Marcel Hirscher avait abordé les Jeux avec sur les épaules cette pression d’un premier titre olympique à conquérir, même s’il aimait à dire que cette consécration ne l’obsédait pas et qu’il se sentait tranquille en Corée. « On ne peut pas comparer avec les Mondiaux de Schladming, à trente minutes de chez moi : c’était bien, bien plus difficile, disait-il après le géant. Aux championnats du monde, il y a beaucoup de médias, le studio de la télé autrichienne. Ici c’est un peu pareil, le titre est juste différent. Je suis heureux d’en avoir deux. »

Son propre entraîneur, Mike Pircher, n’en croit rien. « Ce n’est pas vrai. Bien sûr qu’il voulait [le titre du slalom]. Il a eu tellement de succès ces dernières années que, si vous n’avez pas dans votre collection cette médaille d’or, c’est un peu triste. C’était le but ultime. »

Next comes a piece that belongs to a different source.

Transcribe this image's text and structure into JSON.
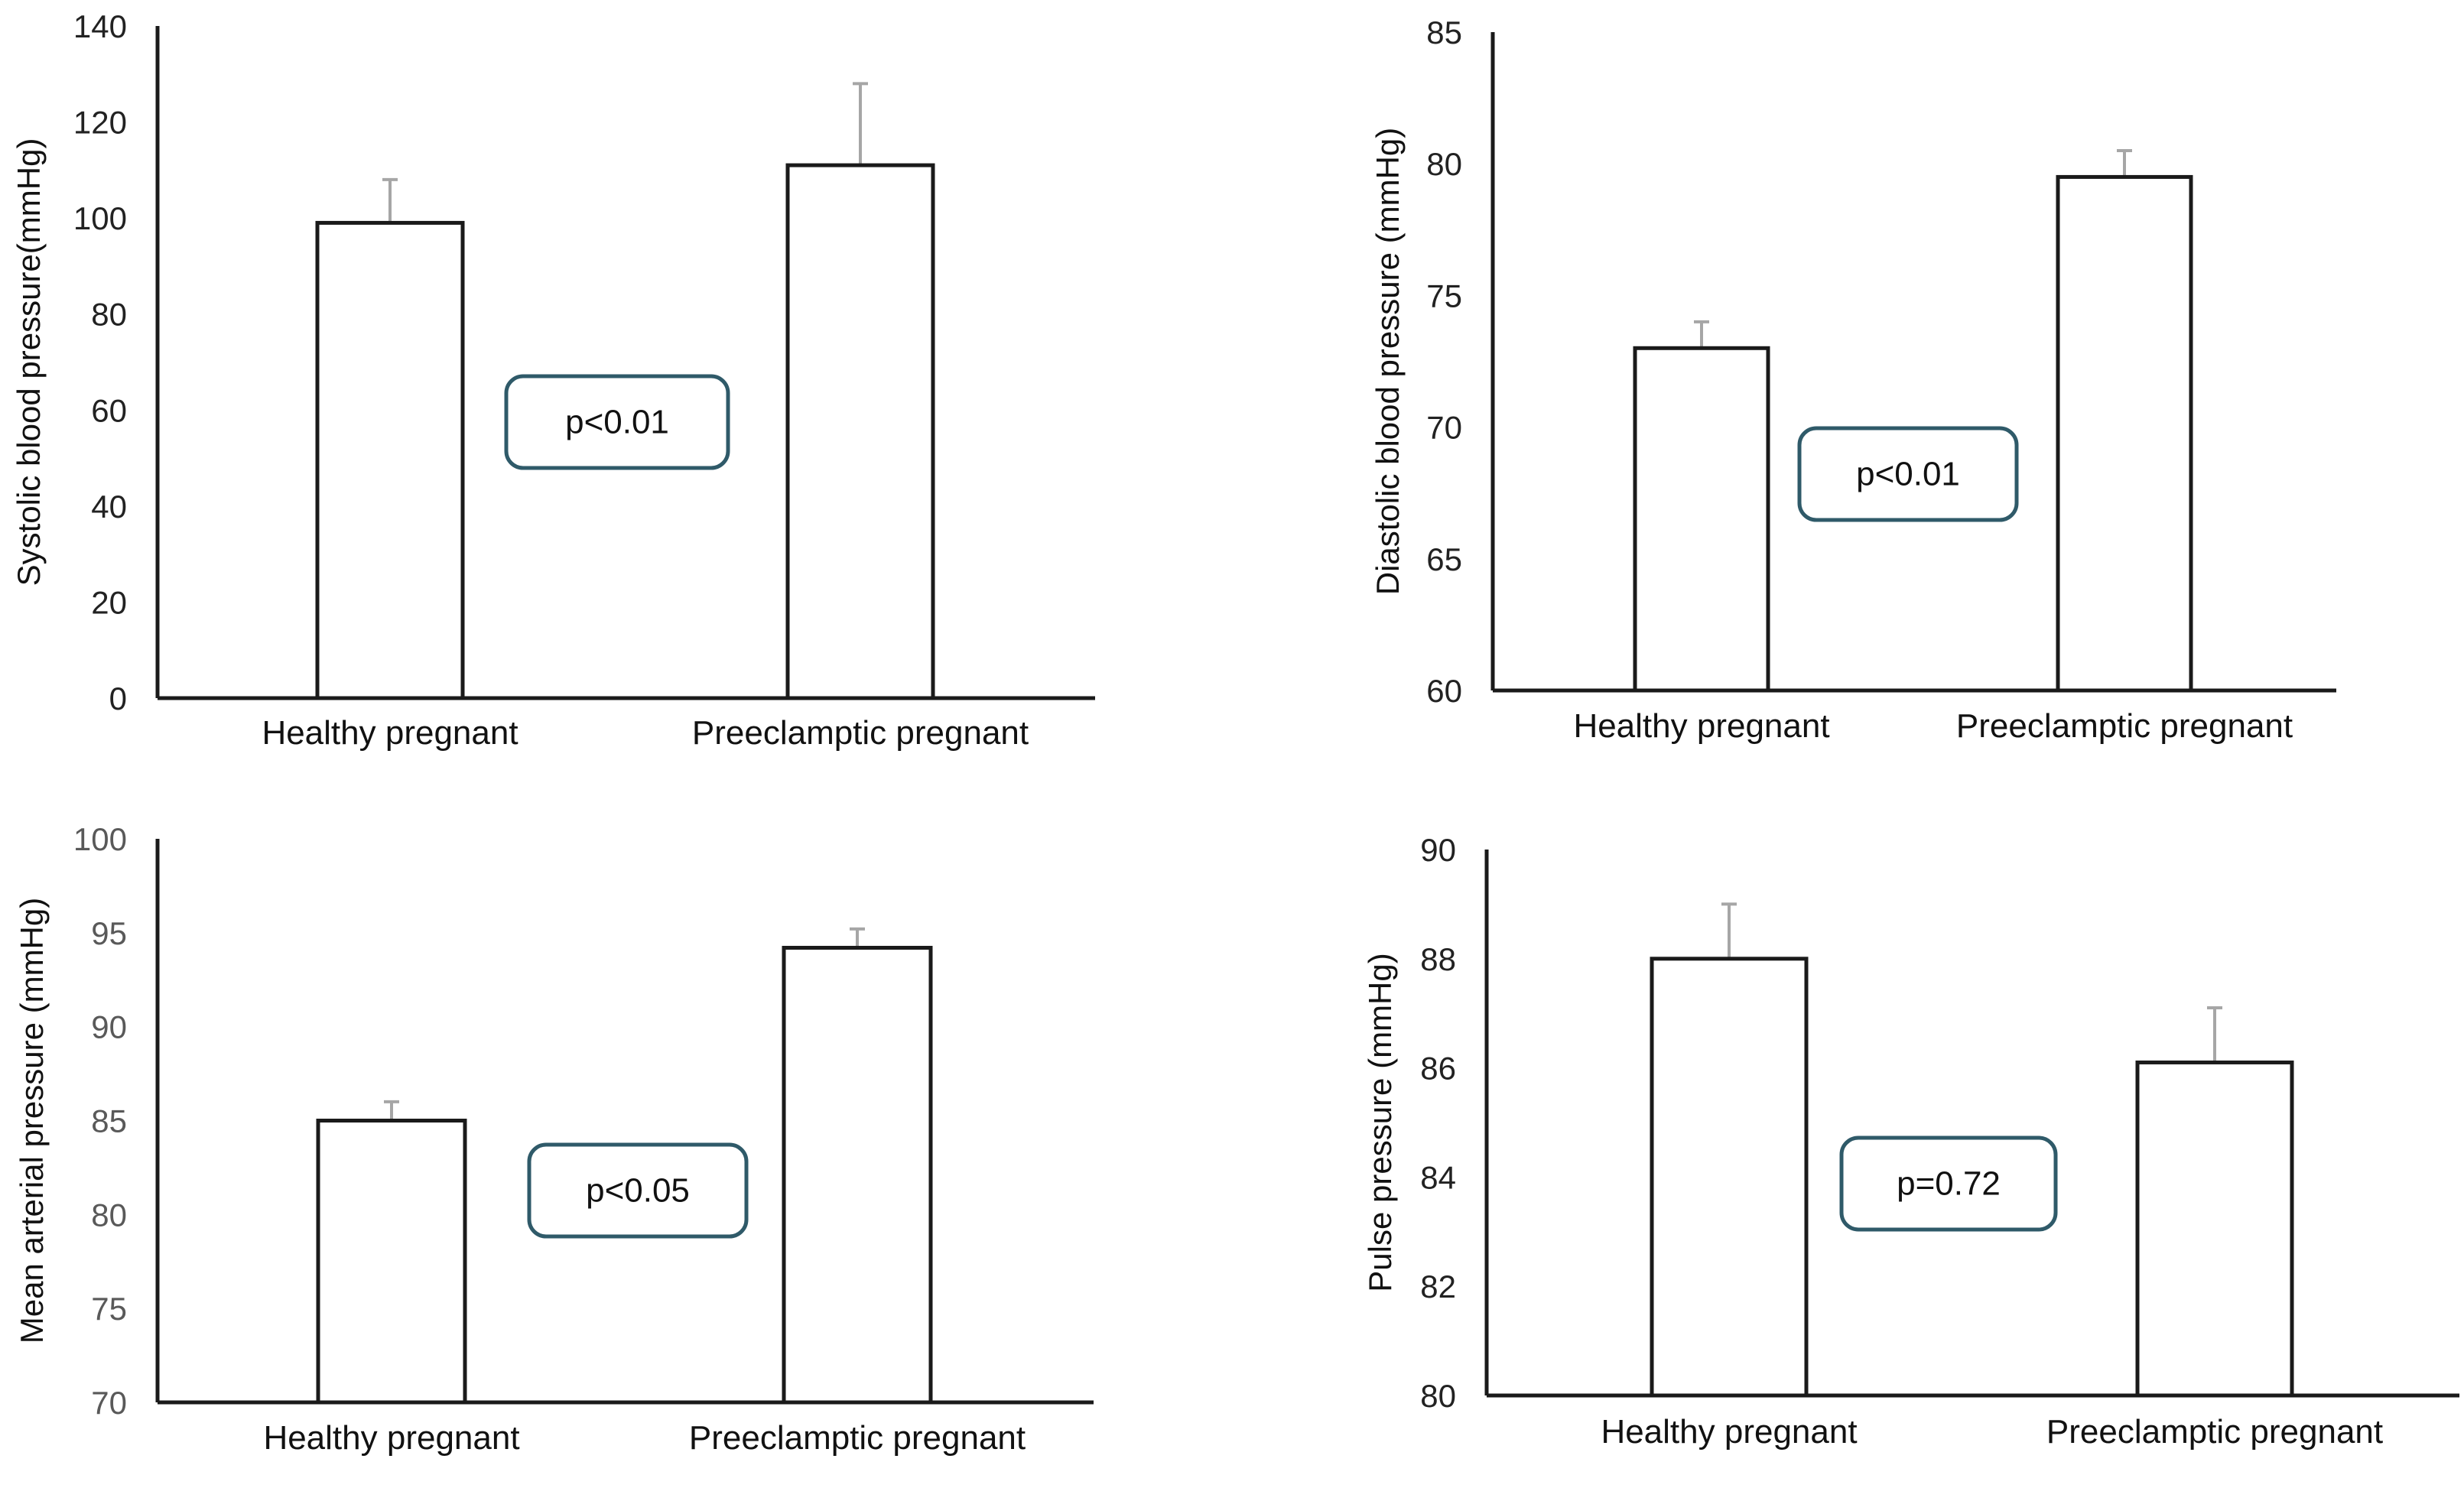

Au mois de mars, l’Autrichien aura un septième gros globe d’affilée à aller décrocher. Ce qui dans son pays n’est pas moins prestigieux qu’un doublé olympique. Il n’avait donc qu’une envie, après son slalom raté : « J’espère qu’il reste des billets d’avion disponibles pour que je puisse rentrer chez moi dès maintenant. »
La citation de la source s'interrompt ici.